Dalla fortunatissima pièce Le Prénom di la Patellière e Delaporte (adattata nel 2012 dagli stessi autori per il film omonimo, Cena tra amici nella versione italiana), Francesca Archibugi ritaglia trama, battute e personaggi che poi si diverte a "intingere" in un bagno di colore tutto italiano.
Cinque sono i caratteri che compongono il coro capitolino al centro della pellicola, altrettanti i tipi nostrani, sondati dallo sguardo caustico e mobilissimo della macchina da presa e facilmente posizionabili su uno scacchiere politico dai confini in realtà sempre più labili.
La lotta senza esclusione di colpi ingaggiata dai nostri, a partire dalla scelta del nome da dare a un nascituro (Benito come Mussolini?), si consuma fra le mura di un elegante e fintamente trascurato appartamento romano, durante una cena fra gli amici di una vita, che fa pensare a La terrazza di Scola e al recente Ritorno a L'Avana di Cantet, o alla claustrofobia del Carnage di Polanski.
Il bimbo in arrivo porterà l'altisonante cognome Pontecorvo, èlite intellettuale ebrea di sinistra prestata in passato alla politica, a cui appartengono Betta, la padrona di casa (una Golino bella e sfiorita nel ruolo di madre e insegnante fin troppo disponibile), e suo fratello Paolo (Gassmann, spaccone che ha fatto soldi nel settore immobiliare, come certa Destra italiana, in modo spregiudicato, e non dissimula la propria esuberante ricchezza) invitato alla cena insieme alla giovane moglie incinta.

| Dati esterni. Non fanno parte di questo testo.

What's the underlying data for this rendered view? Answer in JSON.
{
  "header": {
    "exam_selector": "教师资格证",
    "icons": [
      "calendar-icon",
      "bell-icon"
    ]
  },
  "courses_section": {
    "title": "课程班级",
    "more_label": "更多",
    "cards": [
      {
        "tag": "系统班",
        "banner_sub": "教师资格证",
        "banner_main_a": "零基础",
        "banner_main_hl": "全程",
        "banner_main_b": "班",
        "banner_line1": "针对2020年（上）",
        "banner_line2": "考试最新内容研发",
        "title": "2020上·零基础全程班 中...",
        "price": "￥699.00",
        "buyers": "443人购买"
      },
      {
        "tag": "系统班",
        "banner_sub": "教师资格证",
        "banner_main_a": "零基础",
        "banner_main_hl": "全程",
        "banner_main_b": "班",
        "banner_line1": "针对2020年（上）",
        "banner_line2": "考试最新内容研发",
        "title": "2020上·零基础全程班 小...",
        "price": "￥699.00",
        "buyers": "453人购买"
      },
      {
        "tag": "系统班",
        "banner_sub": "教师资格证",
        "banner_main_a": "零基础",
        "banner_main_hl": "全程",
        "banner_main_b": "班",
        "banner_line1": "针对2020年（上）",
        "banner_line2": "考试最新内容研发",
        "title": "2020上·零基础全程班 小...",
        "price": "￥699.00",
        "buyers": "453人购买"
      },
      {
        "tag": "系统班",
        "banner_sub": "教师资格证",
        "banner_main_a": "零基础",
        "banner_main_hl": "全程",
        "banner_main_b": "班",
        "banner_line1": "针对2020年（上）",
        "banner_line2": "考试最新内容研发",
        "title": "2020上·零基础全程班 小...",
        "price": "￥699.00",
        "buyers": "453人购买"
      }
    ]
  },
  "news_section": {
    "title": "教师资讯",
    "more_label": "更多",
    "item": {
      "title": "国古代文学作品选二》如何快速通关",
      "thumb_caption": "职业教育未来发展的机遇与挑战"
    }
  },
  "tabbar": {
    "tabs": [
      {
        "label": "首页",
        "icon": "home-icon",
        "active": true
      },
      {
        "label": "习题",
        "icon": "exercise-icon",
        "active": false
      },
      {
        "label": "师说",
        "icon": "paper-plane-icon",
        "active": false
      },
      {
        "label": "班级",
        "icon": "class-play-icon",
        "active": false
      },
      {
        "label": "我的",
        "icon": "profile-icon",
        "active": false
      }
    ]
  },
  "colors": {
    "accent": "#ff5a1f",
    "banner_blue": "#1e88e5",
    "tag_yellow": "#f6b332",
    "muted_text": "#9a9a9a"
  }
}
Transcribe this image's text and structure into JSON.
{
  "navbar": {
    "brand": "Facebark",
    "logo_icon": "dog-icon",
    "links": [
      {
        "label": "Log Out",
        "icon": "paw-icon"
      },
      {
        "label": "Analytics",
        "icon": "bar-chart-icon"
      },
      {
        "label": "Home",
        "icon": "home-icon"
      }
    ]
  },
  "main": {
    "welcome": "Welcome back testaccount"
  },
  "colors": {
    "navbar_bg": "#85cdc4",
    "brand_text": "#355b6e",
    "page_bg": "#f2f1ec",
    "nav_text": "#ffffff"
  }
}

Alla famiglia di Betta e Paolo sono legati da sempre anche Claudio (Papaleo), musicista single in sospetto di omosessualità, i cui studi erano addirittura stati sovvenzionati dai genitori degli amici, e Sandro (Lo Cascio), che ha sempre frequentato casa Pontecorvo e poi ne è diventato parte sposando Betta. Nei panni un po' consunti, ma comunque di cachemire, dell'intellettuale tutto compreso nel suo ruolo di saggista, le cui copie invendute giacciono in un angolo della casa, vittima della compulsività dei propri tweet e del proprio narcisismo, Sandro sferra facili colpi bassi a Simona (Micaela Ramazzotti), giovane e splendida moglie del cognato Paolo, la quale dalla periferia un po' cafona di Palocco è entrata nel mondo della tv sportiva per poi approdare all'editoria con la pubblicazione di un romanzo pruriginoso di successo.

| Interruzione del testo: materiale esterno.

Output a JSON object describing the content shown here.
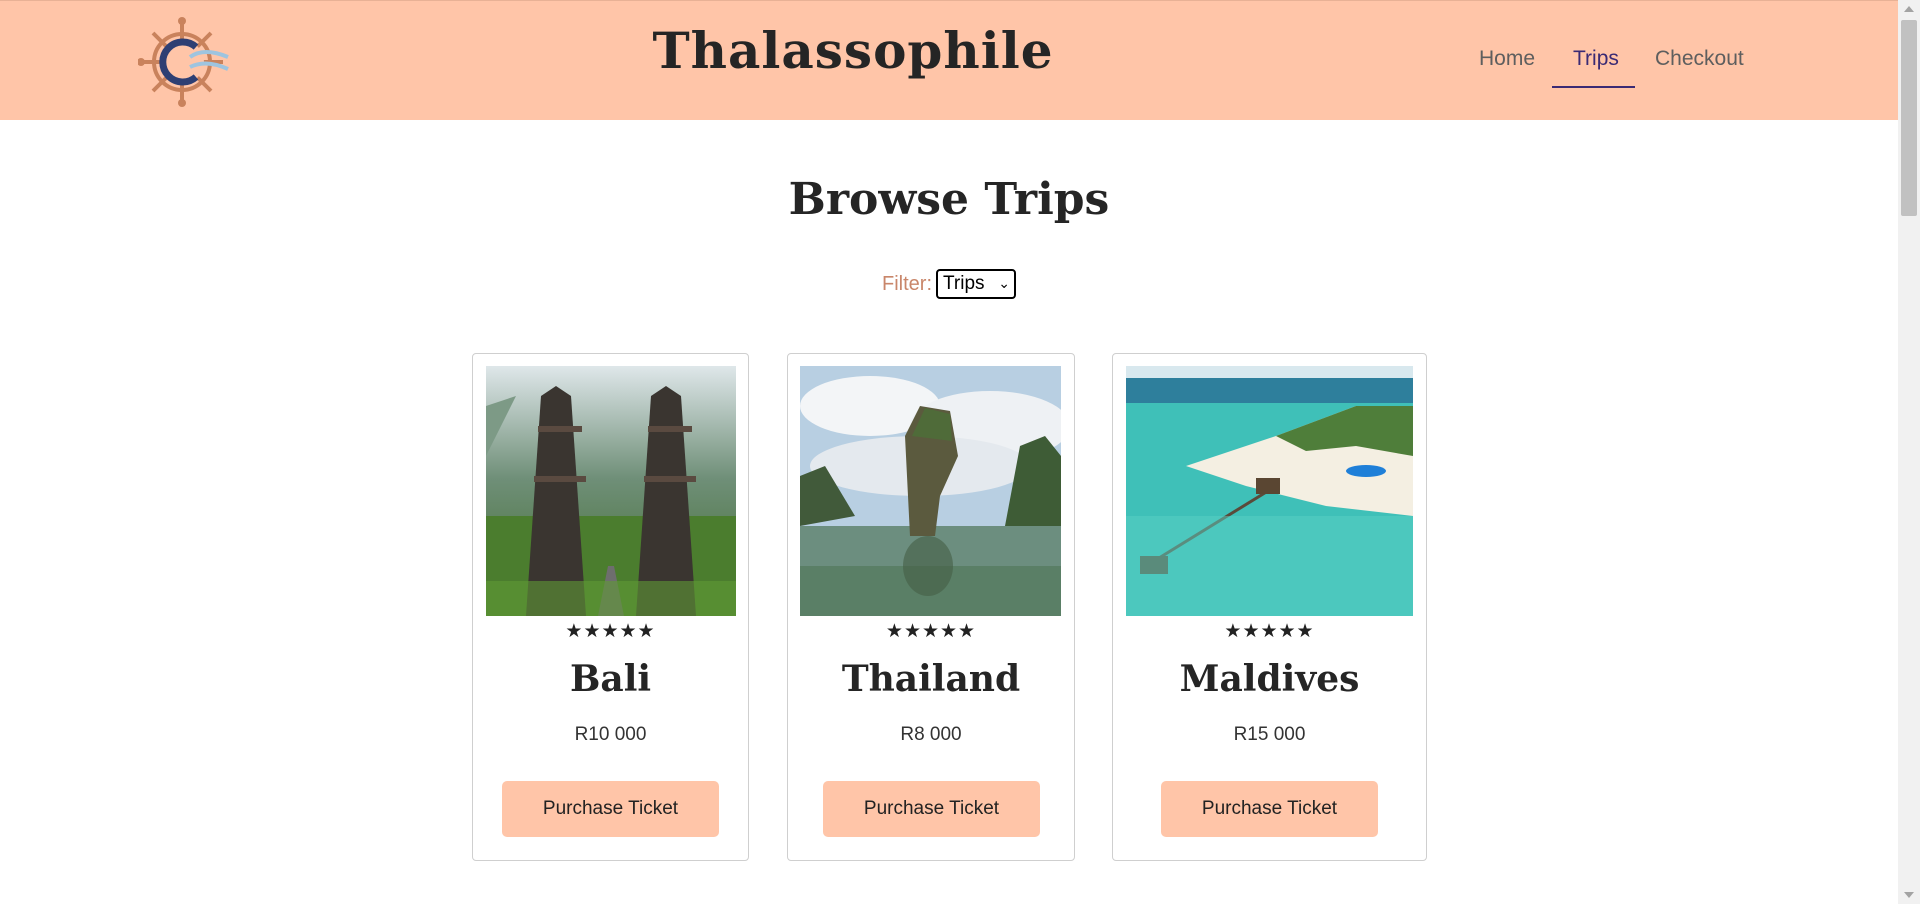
{
  "navbar": {
    "brand": "Thalassophile",
    "links": [
      "Home",
      "Trips",
      "Checkout"
    ],
    "active": "Trips",
    "background": "#ffc5a8",
    "active_color": "#3a2a74"
  },
  "main": {
    "title": "Browse Trips",
    "filter": {
      "label": "Filter:",
      "selected": "Trips"
    },
    "trips": [
      {
        "name": "Bali",
        "price": "R10 000",
        "rating": 5,
        "stars": "★★★★★",
        "button": "Purchase Ticket",
        "image_icon": "bali-gates-image"
      },
      {
        "name": "Thailand",
        "price": "R8 000",
        "rating": 5,
        "stars": "★★★★★",
        "button": "Purchase Ticket",
        "image_icon": "thailand-rock-image"
      },
      {
        "name": "Maldives",
        "price": "R15 000",
        "rating": 5,
        "stars": "★★★★★",
        "button": "Purchase Ticket",
        "image_icon": "maldives-resort-image"
      }
    ]
  }
}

L'estraneità di Simona alle contraddizioni e ipocrisie di questo mondo è denunciata dal suo essere spesso fuori campo o inquadrata sulla terrazza, oltre la porta-finestra del salotto, a latere rispetto al flusso di coscienza e agli assoli dei presenti, nonché alla loro nostalgica esibizione canora (Telefonami tra vent'anni di Dalla). Gli altri personaggi vivono invece da sempre nell'aura dei Pontecorvo, e proprio i flashback delle estati trascorse insieme dai protagonisti ancora ragazzi nella grande villa al mare della famiglia instaurano e contemporaneamente fanno emergere quei rapporti di forza poi rinfacciati ed esasperati durante la cena.
Come in quasi tutti i film della Archibugi, non mancano i bambini (invece quasi invisibili nell'originale francese), il cui sguardo, significativamente dall'alto, è affidato alla piccola videocamera di un elicottero radiocomandato che sorvola le litigate dei grandi e le loro espressioni attonite e infastidite dalla semplice e giocosa saggezza dei piccoli. Bambini irriducibili alle diatribe pseudo-intellettuali dei grandi (?) tanto che, persino nel momento in cui vengono al mondo, sono in grado di tirare il più dispettoso degli scherzi.
Potrebbe essere la solita cena allegra tra amici che si frequentano e si sfottono da quando erano bambini, e invece una domanda semplice sul nome del figlio che Paolo e Simona stanno per avere induce a una discussione che porterà a sconvolgere una serata serena.